4. Get Baseline Model

[4.1] Calculate the average of the target variable for the training set and save it into a variable called y_mean

[4.2] Create a numpy array called y_base of dimensions (len(y_train), 1) filled with this value

In [205]:
# Calculate the average of the target variable for the training set
y_mean = y_train.mean()
print('y_mean',y_mean)

# Create a numpy array called `y_base` of dimensions (len(y_train), 1) filled with this value
y_base = np.full((len(y_train), 1), y_mean)
y_mean 0.837109375

[4.3] Import the MSE and MAE metrics from sklearn

[4.4] Display the RMSE and MAE scores of this baseline model

In [206]:
# Import the MSE and MAE metrics from sklearn
from sklearn.metrics import mean_squared_error as mse
from sklearn.metrics import mean_absolute_error as mae

# Display the RMSE and MAE scores of this baseline model
print('1. Baseline model scores - training data')
print('RMSE:',mse(y_train, y_base, squared=False))
print('MAE: ',mae(y_train, y_base))
1. Baseline model scores - training data
RMSE: 0.3692658517749907
MAE:  0.27271453857421873

5. Feature selection

Note: I have not used 5.1 or 5.2 in this experiment. However, they are here for experiment 2 future work.
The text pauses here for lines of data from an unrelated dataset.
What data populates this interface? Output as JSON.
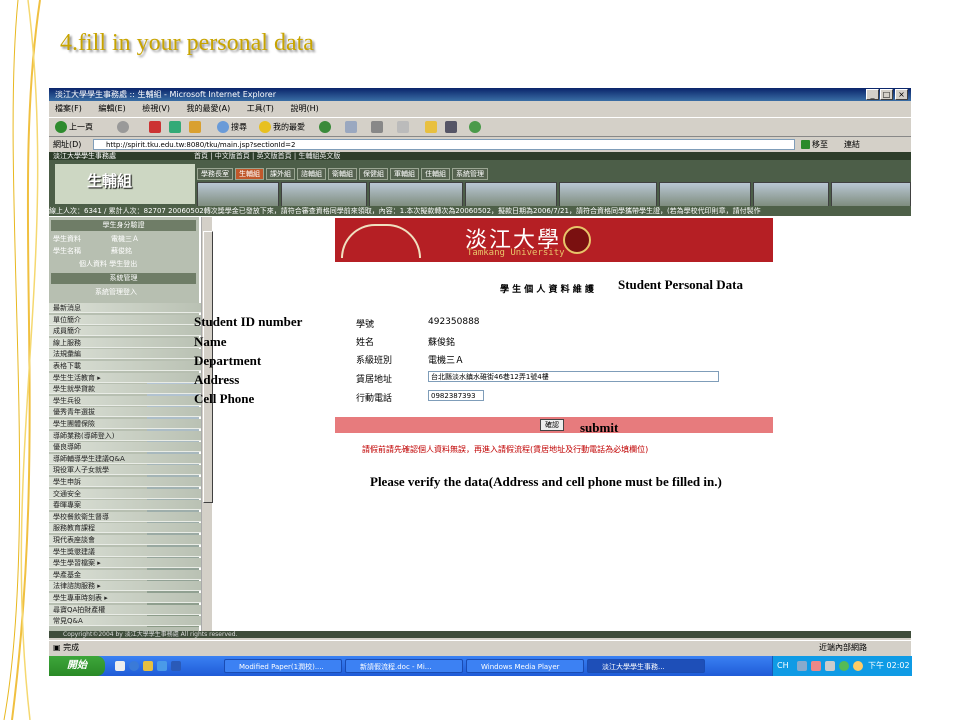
{
  "slide": {
    "title": "4.fill in your personal data"
  },
  "browser": {
    "window_title": "淡江大學學生事務處 :: 生輔組 - Microsoft Internet Explorer",
    "menu": [
      "檔案(F)",
      "編輯(E)",
      "檢視(V)",
      "我的最愛(A)",
      "工具(T)",
      "說明(H)"
    ],
    "toolbar": {
      "back": "上一頁",
      "search": "搜尋",
      "favorites": "我的最愛"
    },
    "address_label": "網址(D)",
    "url": "http://spirit.tku.edu.tw:8080/tku/main.jsp?sectionId=2",
    "go_label": "移至",
    "links_label": "連結",
    "status_left": "完成",
    "status_right": "近端內部網路"
  },
  "site": {
    "logo_text": "生輔組",
    "header_title": "淡江大學學生事務處",
    "nav_links": "首頁 | 中文版首頁 | 英文版首頁 | 生輔組英文版",
    "tabs": [
      "學務長室",
      "生輔組",
      "課外組",
      "諮輔組",
      "衛輔組",
      "保健組",
      "軍輔組",
      "住輔組",
      "系統管理"
    ],
    "ticker": "線上人次：6341 / 累計人次：82707    20060502轉次獎學金已發放下來，請符合審查資格同學前來領取，內容：1.本次擬款轉次為20060502，擬款日期為2006/7/21，請符合資格同學攜帶學生證，(若為學校代印則章，請付製作",
    "copyright": "Copyright©2004 by 淡江大學學生事務處 All rights reserved."
  },
  "sidebar": {
    "identity_header": "學生身分驗證",
    "student_info_label": "學生資料",
    "student_info_value": "電機三Ａ",
    "student_name_label": "學生名稱",
    "student_name_value": "蘇俊銘",
    "links": "個人資料 學生登出",
    "admin_header": "系統管理",
    "admin_link": "系統管理登入",
    "menu": [
      "最新消息",
      "單位簡介",
      "成員簡介",
      "線上服務",
      "法規彙編",
      "表格下載",
      "學生生活教育 ▸",
      "學生就學貸款",
      "學生兵役",
      "優秀青年選拔",
      "學生團體保險",
      "導師業務(導師登入)",
      "優良導師",
      "導師輔導學生建議Q&A",
      "現役軍人子女就學",
      "學生申訴",
      "交通安全",
      "春暉專案",
      "學校餐飲衛生督導",
      "服務教育課程",
      "現代表座談會",
      "學生獎懲建議",
      "學生學習檔案 ▸",
      "學產基金",
      "法律諮詢服務 ▸",
      "學生專車時刻表 ▸",
      "尋寶QA拍財產權",
      "常見Q&A"
    ]
  },
  "content": {
    "logo_cn": "淡江大學",
    "logo_en": "Tamkang University",
    "form_title_cn": "學 生 個 人 資 料 維 護",
    "fields": [
      {
        "label": "學號",
        "value": "492350888"
      },
      {
        "label": "姓名",
        "value": "蘇俊銘"
      },
      {
        "label": "系級班別",
        "value": "電機三Ａ"
      },
      {
        "label": "賃居地址",
        "value": "台北縣淡水鎮水碓街46巷12弄1號4樓"
      },
      {
        "label": "行動電話",
        "value": "0982387393"
      }
    ],
    "submit_label": "確認",
    "notice_cn": "請假前請先確認個人資料無誤，再進入請假流程(賃居地址及行動電話為必填欄位)"
  },
  "annotations": {
    "student_personal_data": "Student Personal Data",
    "student_id": "Student ID number",
    "name": "Name",
    "department": "Department",
    "address": "Address",
    "cell_phone": "Cell Phone",
    "submit": "submit",
    "verify_note": "Please verify the data(Address and cell phone must be filled in.)"
  },
  "taskbar": {
    "start": "開始",
    "items": [
      "Modified Paper(1潤校)....",
      "新請假流程.doc - Mi...",
      "Windows Media Player",
      "淡江大學學生事務..."
    ],
    "lang": "CH",
    "clock": "下午 02:02"
  },
  "colors": {
    "title_gold": "#c8a400",
    "tku_red": "#b51f24",
    "submit_bar": "#e77b7d",
    "notice_red": "#c00000"
  }
}
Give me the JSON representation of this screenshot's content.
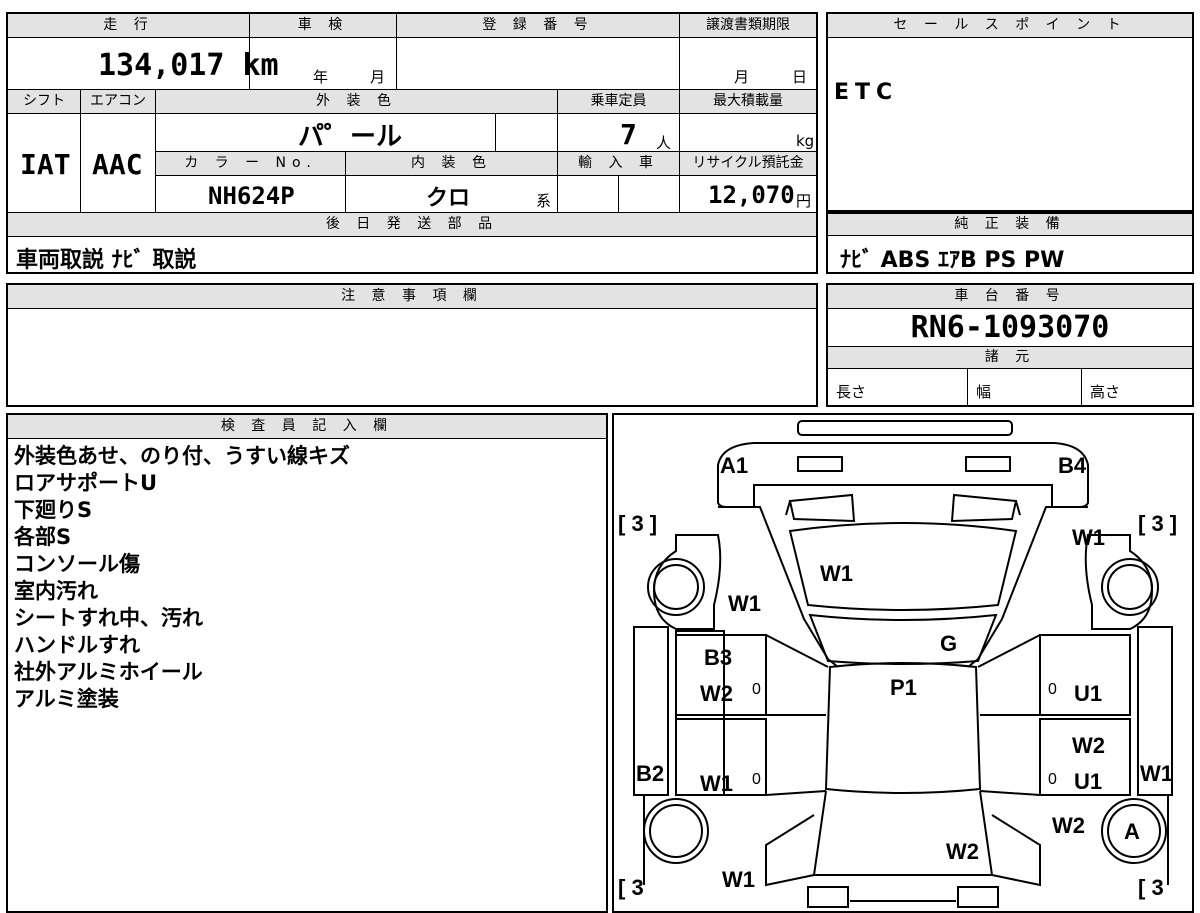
{
  "mileage": {
    "label": "走 行",
    "value": "134,017 km"
  },
  "inspection": {
    "label": "車 検",
    "year": "年",
    "month": "月"
  },
  "registration": {
    "label": "登 録 番 号"
  },
  "transfer": {
    "label": "譲渡書類期限",
    "month": "月",
    "day": "日"
  },
  "shift": {
    "label": "シフト",
    "value": "IAT"
  },
  "aircon": {
    "label": "エアコン",
    "value": "AAC"
  },
  "exterior_color": {
    "label": "外 装 色",
    "value": "パ゜ール"
  },
  "capacity": {
    "label": "乗車定員",
    "value": "7",
    "unit": "人"
  },
  "max_load": {
    "label": "最大積載量",
    "unit": "kg"
  },
  "color_no": {
    "label": "カ ラ ー No.",
    "value": "NH624P"
  },
  "interior_color": {
    "label": "内 装 色",
    "value": "クロ",
    "suffix": "系"
  },
  "import": {
    "label": "輸 入 車"
  },
  "recycle": {
    "label": "リサイクル預託金",
    "value": "12,070",
    "unit": "円"
  },
  "parts": {
    "label": "後 日 発 送 部 品",
    "value": "車両取説 ﾅﾋﾞ 取説"
  },
  "sales_point": {
    "label": "セ ー ル ス ポ イ ン ト",
    "value": "ETC"
  },
  "equipment": {
    "label": "純 正 装 備",
    "value": "ﾅﾋﾞ ABS ｴｱB PS PW"
  },
  "caution": {
    "label": "注 意 事 項 欄"
  },
  "chassis": {
    "label": "車 台 番 号",
    "value": "RN6-1093070"
  },
  "specs": {
    "label": "諸 元",
    "length": "長さ",
    "width": "幅",
    "height": "高さ"
  },
  "inspector": {
    "label": "検 査 員 記 入 欄",
    "notes": [
      "外装色あせ、のり付、うすい線キズ",
      "ロアサポートU",
      "下廻りS",
      "各部S",
      "コンソール傷",
      "室内汚れ",
      "シートすれ中、汚れ",
      "ハンドルすれ",
      "社外アルミホイール",
      "アルミ塗装"
    ]
  },
  "diagram": {
    "marks": {
      "a1": "A1",
      "b4": "B4",
      "w1_front_left": "W1",
      "w1_hood": "W1",
      "w1_front_right": "W1",
      "g": "G",
      "b3": "B3",
      "w2_left": "W2",
      "p1": "P1",
      "u1_right_top": "U1",
      "w2_right": "W2",
      "b2": "B2",
      "w1_left_lower": "W1",
      "u1_right_lower": "U1",
      "w1_right_side": "W1",
      "w2_rear_right": "W2",
      "a_tire": "A",
      "w2_rear": "W2",
      "w1_rear_left": "W1",
      "zero1": "0",
      "zero2": "0",
      "zero3": "0",
      "zero4": "0"
    },
    "tire_brackets": {
      "fl": "[ 3 ]",
      "fr": "[ 3 ]",
      "rl": "[ 3",
      "rr": "[ 3"
    }
  }
}
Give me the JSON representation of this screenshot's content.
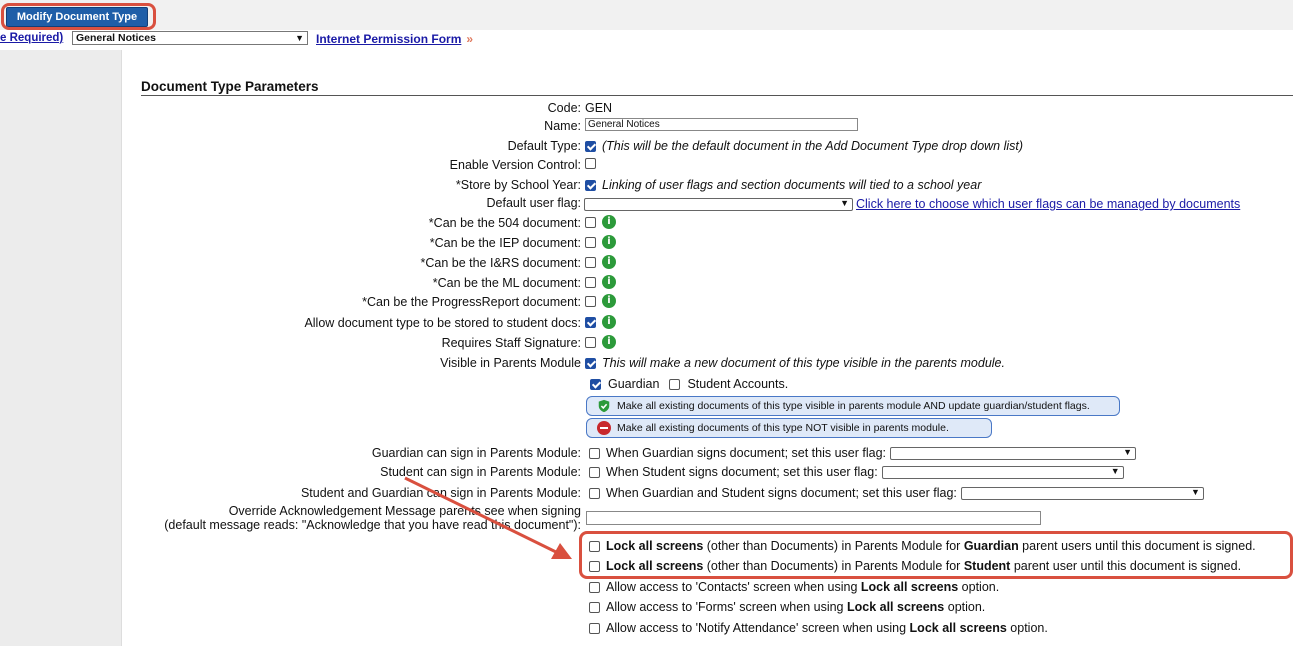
{
  "toolbar": {
    "modify_label": "Modify Document Type"
  },
  "crumbs": {
    "required_link": "e Required)",
    "document_select": "General Notices",
    "next_link": "Internet Permission Form",
    "next_arrow": "»"
  },
  "section": {
    "title": "Document Type Parameters"
  },
  "fields": {
    "code_label": "Code:",
    "code_value": "GEN",
    "name_label": "Name:",
    "name_value": "General Notices",
    "default_type_label": "Default Type:",
    "default_type_note": "(This will be the default document in the Add Document Type drop down list)",
    "version_label": "Enable Version Control:",
    "school_year_label": "*Store by School Year:",
    "school_year_note": "Linking of user flags and section documents will tied to a school year",
    "user_flag_label": "Default user flag:",
    "user_flag_link": "Click here to choose which user flags can be managed by documents",
    "doc_504_label": "*Can be the 504 document:",
    "doc_iep_label": "*Can be the IEP document:",
    "doc_irs_label": "*Can be the I&RS document:",
    "doc_ml_label": "*Can be the ML document:",
    "doc_progress_label": "*Can be the ProgressReport document:",
    "allow_student_docs_label": "Allow document type to be stored to student docs:",
    "staff_sig_label": "Requires Staff Signature:",
    "visible_parents_label": "Visible in Parents Module",
    "visible_parents_note": "This will make a new document of this type visible in the parents module.",
    "guardian_label": "Guardian",
    "student_accounts_label": "Student Accounts.",
    "make_visible_btn": "Make all existing documents of this type visible in parents module AND update guardian/student flags.",
    "make_not_visible_btn": "Make all existing documents of this type NOT visible in parents module.",
    "guardian_sign_label": "Guardian can sign in Parents Module:",
    "guardian_sign_note": "When Guardian signs document; set this user flag:",
    "student_sign_label": "Student can sign in Parents Module:",
    "student_sign_note": "When Student signs document; set this user flag:",
    "both_sign_label": "Student and Guardian can sign in Parents Module:",
    "both_sign_note": "When Guardian and Student signs document; set this user flag:",
    "override_label_1": "Override Acknowledgement Message parents see when signing",
    "override_label_2": "(default message reads: \"Acknowledge that you have read this document\"):"
  },
  "lock_options": {
    "lock_guardian": {
      "bold1": "Lock all screens",
      "text1": " (other than Documents) in Parents Module for ",
      "bold2": "Guardian",
      "text2": " parent users until this document is signed."
    },
    "lock_student": {
      "bold1": "Lock all screens",
      "text1": " (other than Documents) in Parents Module for ",
      "bold2": "Student",
      "text2": " parent user until this document is signed."
    },
    "contacts": {
      "text1": "Allow access to 'Contacts' screen when using ",
      "bold1": "Lock all screens",
      "text2": " option."
    },
    "forms": {
      "text1": "Allow access to 'Forms' screen when using ",
      "bold1": "Lock all screens",
      "text2": " option."
    },
    "attendance": {
      "text1": "Allow access to 'Notify Attendance' screen when using ",
      "bold1": "Lock all screens",
      "text2": " option."
    }
  },
  "colors": {
    "highlight": "#d9503f",
    "button": "#1f5ea8",
    "info": "#2c9a3a"
  }
}
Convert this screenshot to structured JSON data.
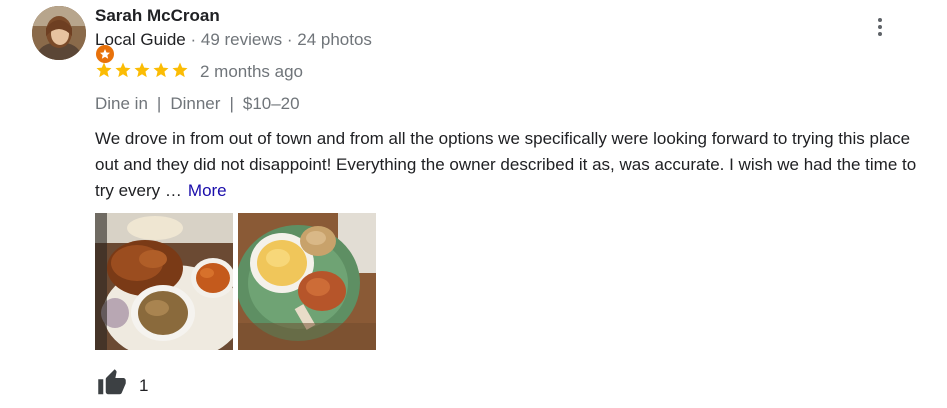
{
  "reviewer": {
    "name": "Sarah McCroan",
    "guide_label": "Local Guide",
    "reviews": "49 reviews",
    "photos": "24 photos",
    "avatar_icon": "user-avatar",
    "badge_icon": "local-guide-star-icon"
  },
  "rating": {
    "stars": 5,
    "max": 5,
    "star_color": "#fbbc04"
  },
  "time_ago": "2 months ago",
  "attributes": [
    "Dine in",
    "Dinner",
    "$10–20"
  ],
  "review_text": "We drove in from out of town and from all the options we specifically were looking forward to trying this place out and they did not disappoint! Everything the owner described it as, was accurate. I wish we had the time to try every …",
  "more_label": "More",
  "photos": [
    {
      "icon": "fried-chicken-plate-photo"
    },
    {
      "icon": "mac-and-cheese-plate-photo"
    }
  ],
  "like": {
    "icon": "thumbs-up-icon",
    "count": "1"
  },
  "menu_icon": "more-vert-icon",
  "colors": {
    "link": "#1a0dab",
    "muted": "#70757a",
    "badge": "#e8710a"
  }
}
I have incorporated 5.3 and 5.4 into the feature selection for Tests 2 and 3 in this experiment.

5.1 L1-based feature selection

Linear models penalized with the L1 norm have sparse solutions: many of their estimated coefficients are zero. When the goal is to reduce the dimensionality of the data to use with another classifier, they can be used along with SelectFromModel to select the non-zero coefficients. In particular, sparse estimators useful for this purpose are the Lasso for regression, and of LogisticRegression and LinearSVC for classification. https://scikit-learn.org/stable/modules/feature_selection.html#l1-based-feature-selection

In [207]:
from sklearn.svm import LinearSVC
from sklearn.feature_selection import SelectFromModel

X, y = X_data, y_data
print('LinearSVC')
print('X    ',X.shape)

lsvc = LinearSVC(C=0.01, penalty="l1", dual=False).fit(X, y)
model = SelectFromModel(lsvc, prefit=True)

X_new = model.transform(X)
print('X_new',X_new.shape)
LinearSVC
X     (6400, 19)
X_new (6400, 8)

5.2 Tree-based feature selection

Tree-based estimators can be used to compute impurity-based feature importances, which in turn can be used to discard irrelevant features (when coupled with the SelectFromModel meta-transformer). https://scikit-learn.org/stable/modules/feature_selection.html#tree-based-feature-selection

In [208]:
from sklearn.ensemble import ExtraTreesClassifier
from sklearn.feature_selection import SelectFromModel

X, y = X_data, y_data
print('ExtraTreesClassifier')
print(X.shape)
       
clf = ExtraTreesClassifier(n_estimators=50)
clf = clf.fit(X, y)
print(clf.feature_importances_)  

model = SelectFromModel(clf, prefit=True)
X_new = model.transform(X)
print(X_new.shape)    
ExtraTreesClassifier
(6400, 19)
[0.073748   0.05129292 0.04944642 0.05234696 0.05137037 0.05760855
 0.04752286 0.0500017  0.05152289 0.05441841 0.05144485 0.05275767
 0.05081723 0.05139866 0.05275705 0.04896402 0.04926559 0.05097302
 0.05234281]
(6400, 5)

5.3 Feature selection using the Correlation metric

Select features according to the k highest scores.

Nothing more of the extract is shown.